Иммунитеты пола — не единственные, на которые мисс Эйкин может справедливо ссылаться. Некоторые из ее работ, и особенно весьма приятные «Мемуары эпохи Якова I», полностью дают ей право на привилегии, которыми пользуются хорошие писатели. Одной из таких привилегий мы считаем то, что подобные авторы, когда они терпят неудачу — либо из-за неудачного выбора темы, либо из-за лени, слишком часто порождаемой успехом, — не должны подвергаться суровой дисциплине, которую иногда необходимо применять к тупицам и самозванцам, а должны лишь получать мягкое напоминание, подобное тому, каким лапутянский хлопальщик будил своего грезящего господина, что пора проснуться.

Наши читатели, вероятно, сделают вывод из сказанного нами, что книга мисс Эйкин нас разочаровала. Истина в том, что она не слишком хорошо знакома со своим предметом. Никто, кто не знаком с политической и литературной историей Англии времен правления Вильгельма III, Анны и Георга I, не может написать хорошую биографию Аддисона. Мы не упрекаем мисс Эйкин, и многие сочтут, что мы делаем ей комплимент, когда скажем, что ее занятия были направлены в иную сторону. Она лучше знакома с Шекспиром и Рэли, чем с Конгривом и Прайором; и гораздо увереннее чувствует себя среди брыжей и остроконечных бород Теобальдса, чем среди шейных платков и струящихся париков, окружавших чайный стол королевы Анны в Хэмптоне. Кажется, она писала об елизаветинской эпохе потому, что много о ней читала; с другой стороны, она, по-видимому, немного почитала об эпохе Аддисона, потому что решила о ней написать.
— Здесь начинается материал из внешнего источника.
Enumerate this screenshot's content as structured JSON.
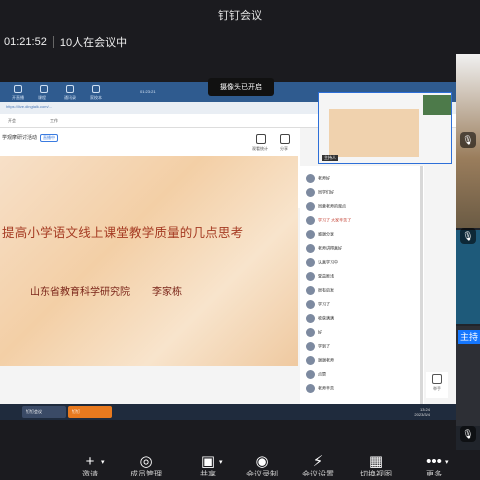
{
  "window": {
    "title": "钉钉会议"
  },
  "status": {
    "elapsed": "01:21:52",
    "participants": "10人在会议中"
  },
  "camera_tooltip": "摄像头已开启",
  "browser": {
    "url": "https://live.dingtalk.com/...",
    "tabs": [
      "开直播",
      "课程",
      "通讯录",
      "家校本",
      "开会",
      "工作"
    ],
    "clock": "01:23:21"
  },
  "live": {
    "title": "学观摩研讨活动",
    "tag": "直播中",
    "actions": [
      "观看统计",
      "分享"
    ]
  },
  "slide": {
    "title": "提高小学语文线上课堂教学质量的几点思考",
    "org": "山东省教育科学研究院",
    "author": "李家栋"
  },
  "chat_messages": [
    {
      "text": "老师好",
      "red": false
    },
    {
      "text": "同学们好",
      "red": false
    },
    {
      "text": "同意老师的观点",
      "red": false
    },
    {
      "text": "学习了 大家辛苦了",
      "red": true
    },
    {
      "text": "感谢分享",
      "red": false
    },
    {
      "text": "老师讲得真好",
      "red": false
    },
    {
      "text": "认真学习中",
      "red": false
    },
    {
      "text": "受益匪浅",
      "red": false
    },
    {
      "text": "很有启发",
      "red": false
    },
    {
      "text": "学习了",
      "red": false
    },
    {
      "text": "收获满满",
      "red": false
    },
    {
      "text": "好",
      "red": false
    },
    {
      "text": "学到了",
      "red": false
    },
    {
      "text": "谢谢老师",
      "red": false
    },
    {
      "text": "点赞",
      "red": false
    },
    {
      "text": "老师辛苦",
      "red": false
    }
  ],
  "hand_label": "举手",
  "taskbar": {
    "items": [
      "钉钉会议",
      "钉钉"
    ],
    "time": "13:24",
    "date": "2023/3/4"
  },
  "preview": {
    "name": "主持人"
  },
  "host_badge": "主持",
  "toolbar": [
    {
      "label": "邀请",
      "icon": "person-add-icon",
      "glyph": "+",
      "caret": true
    },
    {
      "label": "成员管理",
      "icon": "members-icon",
      "glyph": "◎",
      "caret": false
    },
    {
      "label": "共享",
      "icon": "share-screen-icon",
      "glyph": "▣",
      "caret": true
    },
    {
      "label": "会议录制",
      "icon": "record-icon",
      "glyph": "◉",
      "caret": false
    },
    {
      "label": "会议设置",
      "icon": "settings-icon",
      "glyph": "⚡",
      "caret": false
    },
    {
      "label": "切换视图",
      "icon": "grid-view-icon",
      "glyph": "▦",
      "caret": false
    },
    {
      "label": "更多",
      "icon": "more-icon",
      "glyph": "•••",
      "caret": true
    }
  ]
}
Следствием этого стало то, что ей пришлось описывать людей и события, не имея о них ни верного, ни живого представления, и она часто впадала в ошибки самого серьезного рода. Репутация, которую мисс Эйкин заслуженно приобрела, стоит так высоко, а обаяние писем Аддисона так велико, что второе издание этой работы, вероятно, потребуется. Если так, мы надеемся, что каждый параграф будет пересмотрен, а каждая дата и факт, вызывающие хоть малейшее сомнение, будут тщательно проверены.

К самому Аддисону мы питаем чувство, настолько близкое к привязанности, насколько это вообще возможно для чувства, внушенного тем, кто уже сто двадцать лет покоится в Вестминстерском аббатстве. Мы надеемся, однако, что это чувство не увлечет нас к тому слепому идолопоклонству, которое нам часто приходилось порицать в других и которое почти всегда делает смешными и идолопоклонника, и идола. Человек гения и добродетели — всего лишь человек. Все его способности не могут быть развиты в равной степени; не можем мы ожидать от него и совершенного самопознания. Поэтому нам не следует колебаться, признавая, что Аддисон оставил нам некоторые произведения, не поднимающиеся выше посредственности, некоторые героические поэмы, едва ли равные поэмам Парнелла, некоторую критику, столь же поверхностную, как у доктора Блэра, и трагедию, не намного лучшую, чем у доктора Джонсона. Достаточно похвалы сказать о писателе, что в высокой области литературы, в которой многие выдающиеся авторы отличились, у него не было равных; и это можно с полной справедливостью сказать об Аддисоне.

Как человек, он, возможно, не заслуживал того обожания, которое получал от тех, кто, очарованный его пленительным обществом и обязанный всем комфортом жизни его великодушной и деликатной дружбе, поклонялся ему по вечерам в его любимом храме у Баттона. Но после всестороннего исследования и беспристрастного размышления мы давно убедились, что он заслуживал столько любви и уважения, сколько может справедливо требовать любой из нашего немощного и заблуждающегося рода. Некоторые пятна, несомненно, можно обнаружить в его характере; но чем тщательнее он исследуется, тем более он будет казаться, выражаясь словами старых анатомов, здоровым в благородных частях, свободным от всякого налета вероломства, трусости, жестокости, неблагодарности, зависти. Легко назвать людей, у которых какая-то отдельная добрая склонность была более заметна, чем у Аддисона. Но справедливая гармония качеств, точный баланс между суровыми и гуманными добродетелями, привычное соблюдение каждого закона не только моральной прямоты, но и морального изящества и достоинства отличают его от всех людей, которые подвергались столь же сильным искушениям и о чьем поведении мы обладаем столь же полными сведениями.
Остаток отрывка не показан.